Mme A. décide de son propre chef d’arrêter la Ritaline® le week-end et les vacances, tandis qu’il arrive à Jacques d’oublier de prendre son comprimé auquel il dit tenir. Lorsqu’elle lui fait arrêter de son propre chef le traitement, malgré mon incitation à la prudence, l’instituteur soutenu par Jacques lui demande instamment de reprendre le traitement, ce qu’elle fera. Quelques mois après, elle l’interrompra à nouveau sans que cette fois l’enseignant s’en rende compte ou en tout cas ne réagisse ! Dans une sorte de relation gémellaire, cette décision de sevrage médicamenteux a été contemporaine à celle qu’elle a prise d’arrêter de fumer. Peu après, elle interrompra la psychothérapie – que Jacques n’avait jamais voulu engager –, arguant de la nécessité qu’il ne vive pas toujours en assisté. Celui-ci a désormais des amis, l’encoprésie a cédé, il sait s’occuper seul et ses résultats scolaires sont encore corrects après l’arrêt de la Ritaline®. Le fait que sa mère le rêve désormais en enfant de son âge m’a paru de bon augure. Jacques reste toutefois un garçon agité, tourmenté et énurétique.

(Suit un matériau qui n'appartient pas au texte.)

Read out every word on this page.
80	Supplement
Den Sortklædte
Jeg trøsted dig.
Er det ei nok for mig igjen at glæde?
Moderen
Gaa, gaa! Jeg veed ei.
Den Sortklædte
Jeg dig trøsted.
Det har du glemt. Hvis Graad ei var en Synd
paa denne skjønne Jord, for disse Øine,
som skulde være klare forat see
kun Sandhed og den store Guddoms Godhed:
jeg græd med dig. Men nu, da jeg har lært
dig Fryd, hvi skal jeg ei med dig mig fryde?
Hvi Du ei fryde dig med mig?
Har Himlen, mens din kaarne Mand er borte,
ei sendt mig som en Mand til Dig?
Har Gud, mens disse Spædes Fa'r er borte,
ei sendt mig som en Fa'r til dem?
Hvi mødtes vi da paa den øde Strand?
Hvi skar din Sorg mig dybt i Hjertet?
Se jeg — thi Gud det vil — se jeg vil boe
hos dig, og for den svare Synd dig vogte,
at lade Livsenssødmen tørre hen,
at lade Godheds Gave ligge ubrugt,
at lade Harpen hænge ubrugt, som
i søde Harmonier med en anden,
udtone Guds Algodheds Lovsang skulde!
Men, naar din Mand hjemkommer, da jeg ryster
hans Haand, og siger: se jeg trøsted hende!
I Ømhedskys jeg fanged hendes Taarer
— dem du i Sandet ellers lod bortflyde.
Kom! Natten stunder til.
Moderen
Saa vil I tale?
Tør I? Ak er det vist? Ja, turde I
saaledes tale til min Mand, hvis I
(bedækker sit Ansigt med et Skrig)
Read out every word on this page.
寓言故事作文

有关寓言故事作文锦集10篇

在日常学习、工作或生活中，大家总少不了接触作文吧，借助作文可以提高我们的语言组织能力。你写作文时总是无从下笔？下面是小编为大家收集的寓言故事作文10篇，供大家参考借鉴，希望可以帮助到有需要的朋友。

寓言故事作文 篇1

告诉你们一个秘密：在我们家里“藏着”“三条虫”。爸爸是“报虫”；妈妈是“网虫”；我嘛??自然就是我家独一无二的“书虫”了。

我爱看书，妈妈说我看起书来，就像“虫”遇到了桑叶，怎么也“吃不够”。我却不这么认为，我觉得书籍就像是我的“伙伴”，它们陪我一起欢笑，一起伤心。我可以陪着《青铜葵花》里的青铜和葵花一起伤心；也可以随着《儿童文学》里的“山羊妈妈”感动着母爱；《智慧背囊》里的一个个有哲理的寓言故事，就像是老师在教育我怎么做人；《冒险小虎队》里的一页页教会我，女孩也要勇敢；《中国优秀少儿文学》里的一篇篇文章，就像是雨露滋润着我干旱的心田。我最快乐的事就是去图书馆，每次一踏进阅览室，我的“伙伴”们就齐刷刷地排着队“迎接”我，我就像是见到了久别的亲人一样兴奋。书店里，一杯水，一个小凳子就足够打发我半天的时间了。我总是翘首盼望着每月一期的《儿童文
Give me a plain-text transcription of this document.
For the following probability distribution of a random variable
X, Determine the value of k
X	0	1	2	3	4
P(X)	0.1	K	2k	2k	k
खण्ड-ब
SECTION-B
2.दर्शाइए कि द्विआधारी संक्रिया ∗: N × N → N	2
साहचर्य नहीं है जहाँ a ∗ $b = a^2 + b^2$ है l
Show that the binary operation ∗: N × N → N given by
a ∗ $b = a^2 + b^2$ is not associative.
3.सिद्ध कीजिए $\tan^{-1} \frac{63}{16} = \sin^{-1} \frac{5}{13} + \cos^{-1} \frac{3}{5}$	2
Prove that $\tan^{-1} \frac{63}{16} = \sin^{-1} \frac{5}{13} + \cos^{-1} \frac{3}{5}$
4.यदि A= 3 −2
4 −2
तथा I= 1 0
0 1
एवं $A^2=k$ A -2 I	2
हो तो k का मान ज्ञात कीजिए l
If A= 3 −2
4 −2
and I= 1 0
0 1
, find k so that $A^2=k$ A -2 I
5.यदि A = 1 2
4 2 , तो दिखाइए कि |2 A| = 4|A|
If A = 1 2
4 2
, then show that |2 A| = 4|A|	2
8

Un cas de TOP : Jérôme (6 ans)

La famille vient sur l’insistance de l’école, leur fils unique ne tenant pas en place, refusant de faire tout exercice en classe (CP), donnant des coups de pied dans les cartables des autres. Il aime amuser la galerie et insulte la maîtresse lorsque celle-ci essaie de le cadrer. Cela ne l’empêche pas de donner de bonnes réponses quand on ne l’attend pas ! Il explique ses comportements asociaux par l’indisponibilité de la maîtresse lorsqu’il a besoin d’aide, ce qui fait dire aux parents qu’il lui faudrait une institutrice pour lui tout seul ! À la maison, il reste collé à sa mère et ne fait rien seul, pas même s’habiller. Lorsque sa mère s’éloigne, fût-ce pour aller aux toilettes, elle doit le lui dire sous peine d’une crise de colère. Il estime que ce savoir sur l’autre parental est un dû et ne laisse voir aucune phobie majeure susceptible de justifier un tel comportement. Il mange aussi difficilement, quand bon lui semble et seulement ce qu’il aime. Ses parents évitent de l’emmener en ville ou chez des amis parce qu’il y fait des caprices à tout propos et veut prendre ou acheter tout ce qui l’intéresse.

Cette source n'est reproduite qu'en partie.